- Zendesk introduces performance-based pricing model for AI agents
- Customers only pay for support interactions solved by AI
- AI is now being framed as a unit of work, not just a productivity tool
Beyond the evolution from seat-based to token-based pricing, Zendesk has reimagined service pricing in an AI-first era – the company is now committing to performance-based pricing, marking one of the most important commercial shifts in the enterprise AI market.
Announced during the company’s annual Relate conference, the new model charges customers only when its AI systems have successfully revolved support interactions.
The company said each solution would be independently verified with its own dedicated AI evaluation model, meaning low-value exchanges would be excluded from billing.
Zendesk holds AI accountable for delivering business value
The groundbreaking move reflects increasing pressure across the AI industry to prove tangible business value, rather than simply showcasing model capabilities at high and often wasteful costs. With organizations now becoming more cautious about AI spending, vendors are increasingly being asked to demonstrate measurable ROI rather than charging for access alone, and Zendesk’s shift in pricing model holds the company accountable for passing on ROI to customers.
However, what this means in terms of turnover is less clear. For years, SaaS companies have largely relied on predictable subscription pricing tied to the number of users or licenses.
Zendesk’s approach effectively treats AI agents as digital workers whose compensation depends on measurable results rather than availability.

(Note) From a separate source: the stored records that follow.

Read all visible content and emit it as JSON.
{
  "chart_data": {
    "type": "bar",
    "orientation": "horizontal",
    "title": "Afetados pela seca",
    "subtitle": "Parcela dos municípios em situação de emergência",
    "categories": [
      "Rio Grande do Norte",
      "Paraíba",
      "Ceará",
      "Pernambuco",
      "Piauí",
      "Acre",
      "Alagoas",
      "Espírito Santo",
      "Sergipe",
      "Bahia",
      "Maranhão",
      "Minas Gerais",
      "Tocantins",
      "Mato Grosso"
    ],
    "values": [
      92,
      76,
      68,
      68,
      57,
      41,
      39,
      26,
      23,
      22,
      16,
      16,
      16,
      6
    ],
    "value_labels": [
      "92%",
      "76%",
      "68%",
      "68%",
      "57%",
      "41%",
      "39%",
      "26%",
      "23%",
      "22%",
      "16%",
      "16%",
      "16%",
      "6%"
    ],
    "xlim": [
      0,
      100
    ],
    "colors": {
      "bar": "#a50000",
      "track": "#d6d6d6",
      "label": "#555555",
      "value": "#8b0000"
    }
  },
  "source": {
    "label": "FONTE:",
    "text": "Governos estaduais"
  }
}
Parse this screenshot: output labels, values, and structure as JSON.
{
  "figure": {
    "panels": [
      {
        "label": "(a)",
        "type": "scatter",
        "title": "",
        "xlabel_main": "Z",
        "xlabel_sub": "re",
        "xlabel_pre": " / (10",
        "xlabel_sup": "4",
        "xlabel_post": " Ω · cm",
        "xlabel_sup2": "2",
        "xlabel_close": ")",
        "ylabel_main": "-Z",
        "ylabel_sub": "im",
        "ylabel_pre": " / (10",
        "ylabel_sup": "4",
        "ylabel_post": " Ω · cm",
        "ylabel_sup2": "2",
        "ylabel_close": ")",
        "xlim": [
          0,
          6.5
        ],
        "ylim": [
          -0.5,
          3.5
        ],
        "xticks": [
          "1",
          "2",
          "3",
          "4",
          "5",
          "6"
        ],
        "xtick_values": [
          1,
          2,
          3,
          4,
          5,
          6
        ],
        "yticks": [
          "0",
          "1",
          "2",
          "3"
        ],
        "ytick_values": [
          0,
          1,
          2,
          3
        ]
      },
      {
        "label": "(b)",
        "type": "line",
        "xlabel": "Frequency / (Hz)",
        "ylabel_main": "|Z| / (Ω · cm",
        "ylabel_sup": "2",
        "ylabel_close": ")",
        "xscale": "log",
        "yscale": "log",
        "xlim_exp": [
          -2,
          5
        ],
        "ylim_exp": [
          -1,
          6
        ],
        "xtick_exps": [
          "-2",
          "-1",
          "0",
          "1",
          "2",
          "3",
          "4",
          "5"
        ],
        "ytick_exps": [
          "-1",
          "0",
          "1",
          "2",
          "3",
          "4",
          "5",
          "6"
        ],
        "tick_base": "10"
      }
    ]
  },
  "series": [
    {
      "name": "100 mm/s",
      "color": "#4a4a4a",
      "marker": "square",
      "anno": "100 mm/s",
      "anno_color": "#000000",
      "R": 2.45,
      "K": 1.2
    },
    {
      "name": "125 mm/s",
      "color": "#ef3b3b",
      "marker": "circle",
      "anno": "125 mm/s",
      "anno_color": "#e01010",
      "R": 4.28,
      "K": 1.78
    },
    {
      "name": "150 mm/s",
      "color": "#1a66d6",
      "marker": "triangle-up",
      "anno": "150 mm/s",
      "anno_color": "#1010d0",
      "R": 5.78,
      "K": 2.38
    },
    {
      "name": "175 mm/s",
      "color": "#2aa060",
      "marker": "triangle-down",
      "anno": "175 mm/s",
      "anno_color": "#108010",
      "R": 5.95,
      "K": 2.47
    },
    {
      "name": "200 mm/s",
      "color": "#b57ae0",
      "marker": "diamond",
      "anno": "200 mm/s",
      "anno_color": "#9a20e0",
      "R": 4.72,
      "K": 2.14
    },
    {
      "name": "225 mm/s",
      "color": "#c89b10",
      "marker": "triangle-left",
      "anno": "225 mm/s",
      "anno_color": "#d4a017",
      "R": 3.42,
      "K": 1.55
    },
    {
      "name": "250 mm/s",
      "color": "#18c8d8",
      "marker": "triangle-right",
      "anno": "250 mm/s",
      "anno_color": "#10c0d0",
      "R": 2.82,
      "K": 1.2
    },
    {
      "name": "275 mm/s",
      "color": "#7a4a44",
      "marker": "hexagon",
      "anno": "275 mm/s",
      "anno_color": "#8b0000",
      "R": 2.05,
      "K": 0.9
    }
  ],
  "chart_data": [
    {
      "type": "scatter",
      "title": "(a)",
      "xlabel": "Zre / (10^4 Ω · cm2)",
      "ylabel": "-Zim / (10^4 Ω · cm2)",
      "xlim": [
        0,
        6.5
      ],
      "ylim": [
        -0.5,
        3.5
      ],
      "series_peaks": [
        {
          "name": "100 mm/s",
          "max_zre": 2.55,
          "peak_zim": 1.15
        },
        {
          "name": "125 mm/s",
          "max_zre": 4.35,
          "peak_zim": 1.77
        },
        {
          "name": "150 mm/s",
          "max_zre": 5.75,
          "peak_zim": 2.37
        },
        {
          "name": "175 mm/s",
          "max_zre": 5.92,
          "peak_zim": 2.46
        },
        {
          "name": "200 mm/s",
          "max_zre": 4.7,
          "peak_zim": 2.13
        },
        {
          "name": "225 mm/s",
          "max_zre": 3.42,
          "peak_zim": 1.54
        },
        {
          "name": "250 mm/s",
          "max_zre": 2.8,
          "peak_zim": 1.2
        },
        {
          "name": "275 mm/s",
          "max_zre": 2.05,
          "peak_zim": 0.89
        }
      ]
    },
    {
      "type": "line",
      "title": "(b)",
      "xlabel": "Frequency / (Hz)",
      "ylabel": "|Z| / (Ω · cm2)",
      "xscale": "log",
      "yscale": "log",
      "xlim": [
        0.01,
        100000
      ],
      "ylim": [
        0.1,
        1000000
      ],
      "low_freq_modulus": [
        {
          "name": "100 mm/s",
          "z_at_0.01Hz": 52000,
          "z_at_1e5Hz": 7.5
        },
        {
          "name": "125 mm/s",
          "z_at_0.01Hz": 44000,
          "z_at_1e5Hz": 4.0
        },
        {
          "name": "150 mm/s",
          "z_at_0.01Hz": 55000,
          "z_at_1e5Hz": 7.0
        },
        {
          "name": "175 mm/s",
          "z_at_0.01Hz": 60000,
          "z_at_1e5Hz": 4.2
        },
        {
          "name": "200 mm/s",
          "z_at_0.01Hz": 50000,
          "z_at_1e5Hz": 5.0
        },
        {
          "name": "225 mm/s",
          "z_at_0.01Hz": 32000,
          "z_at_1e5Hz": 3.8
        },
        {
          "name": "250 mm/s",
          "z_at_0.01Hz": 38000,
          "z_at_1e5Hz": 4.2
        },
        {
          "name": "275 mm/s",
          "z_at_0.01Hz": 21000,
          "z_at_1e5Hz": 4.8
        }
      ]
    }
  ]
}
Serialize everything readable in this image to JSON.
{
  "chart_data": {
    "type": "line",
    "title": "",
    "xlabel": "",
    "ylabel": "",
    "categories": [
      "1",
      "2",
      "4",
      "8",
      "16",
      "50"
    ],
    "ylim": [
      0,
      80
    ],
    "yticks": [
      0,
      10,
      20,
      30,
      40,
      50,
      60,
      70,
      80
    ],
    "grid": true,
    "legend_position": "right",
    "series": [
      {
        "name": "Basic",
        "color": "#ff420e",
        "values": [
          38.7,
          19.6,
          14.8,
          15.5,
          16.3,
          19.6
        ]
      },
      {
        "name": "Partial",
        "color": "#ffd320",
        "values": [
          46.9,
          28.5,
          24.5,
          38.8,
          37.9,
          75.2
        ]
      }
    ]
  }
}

For Zendesk’s customers, this means they only pay when meaningful work is done.
As Shashi Upadhyay, president of Product, Engineering and AI, put it in an interview with TechRadar Pro at the event: “Stop thinking of agents as software … start thinking of them as a unit of work.”
This is the first time a company like Zendesk can risk incurring costs without being able to recover them from customers, and it marks a major turning point for revenue models in general. The implications can extend far beyond customer service, as companies are expected to experiment with pricing linked to sales conversions, resolved tickets, completed workflows, productivity improvements and other outcomes.
This new strategy also reflects the growing competition in enterprise AI – looking ahead, pricing innovation may become as important as model performance in customer acquisition and retention.
So while Zendesk may be among the first to implement such pricing at scale, it provides a glimpse into how AI software is likely to be commercialized in the future.